His remarks had some embarrassing moments. He stated incorrectly that a set of healthcare rules implemented in the last month of the Bush Administration would compel physicians to perform abortions. He said, "Those in power propose to force physicians and other healthcare professionals--in other words, those with a particular responsibility to protect and foster human life--to participate, contrary to what their conscience requires, in the destruction of unborn human lives, from the first or embryonic stage of development to the moment of birth." Conscience protections have been a matter of US law since the early 1970s, and no one has proposed reversing any of the three major legal structures governing conscience in healthcare.
He also stated that Catholic Hospitals might be compelled to close their doors under new regulations being considered by the current administration. The head of the Catholic Hospital Association has said unequivocally that such exaggeration is wrong and unhelpful.
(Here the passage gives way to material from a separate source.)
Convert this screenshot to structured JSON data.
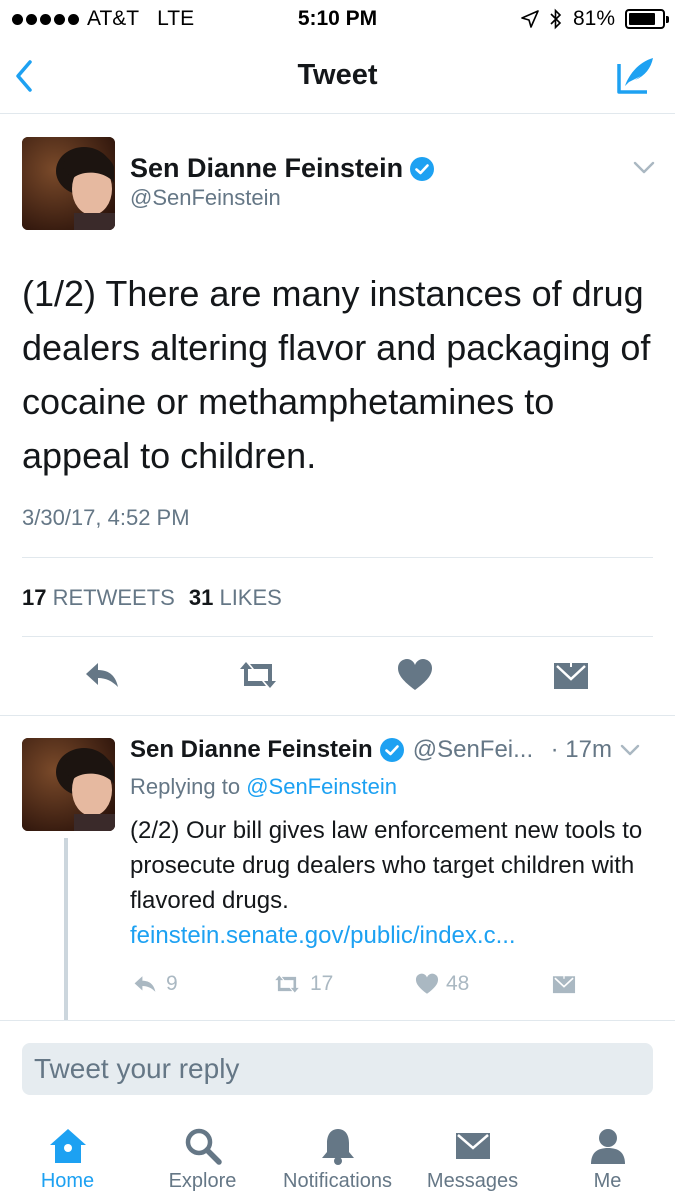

He stated incorrectly that reversal of the Reagan-era Mexico City Policy would result in US funding of abortions abroad. He spoke twice about a "culture of death," but he made no mention of President Obama's efforts to stop the Iraq War, or the trend away from executions in the US, or the economy that is hurting so many families. He said nothing about the stagnation of abortion rates under President Bush, after a decade of significant progress under President Clinton.
In other words, his speech to a group of Republicans was exactly what the audience was looking for: a condemnation of our President that led the critics to believe that the Church supports the Republican Party. This line of reasoning carried on the previous work of other bishops with Republican sympathies who have spoken critically of the Democrats at this political event in previous years--specifically the bishops of Denver and Kansas City KS.
As intelligent as Archbishop Burke clearly is, he showed no awareness of how severely he has damaged the Church through his longstanding efforts to turn American Catholics against one another. He showed no understanding of the ways he has denigrated the central Sacrament of Catholic life by turning the Eucharist into a political football to be batted around by which ever political party happens to have his favor.
Archbishop Burke is now the prefect of the Supreme Court of the Apostolic Signature at the Vatican. His prominent appearance at a Republican political event like this is akin to someone like Justice Antonin Scalia violating his judical neutrality by attending a major political convention in the US. Perhaps not surprisingly, Justice Scalia was himself also in attendance.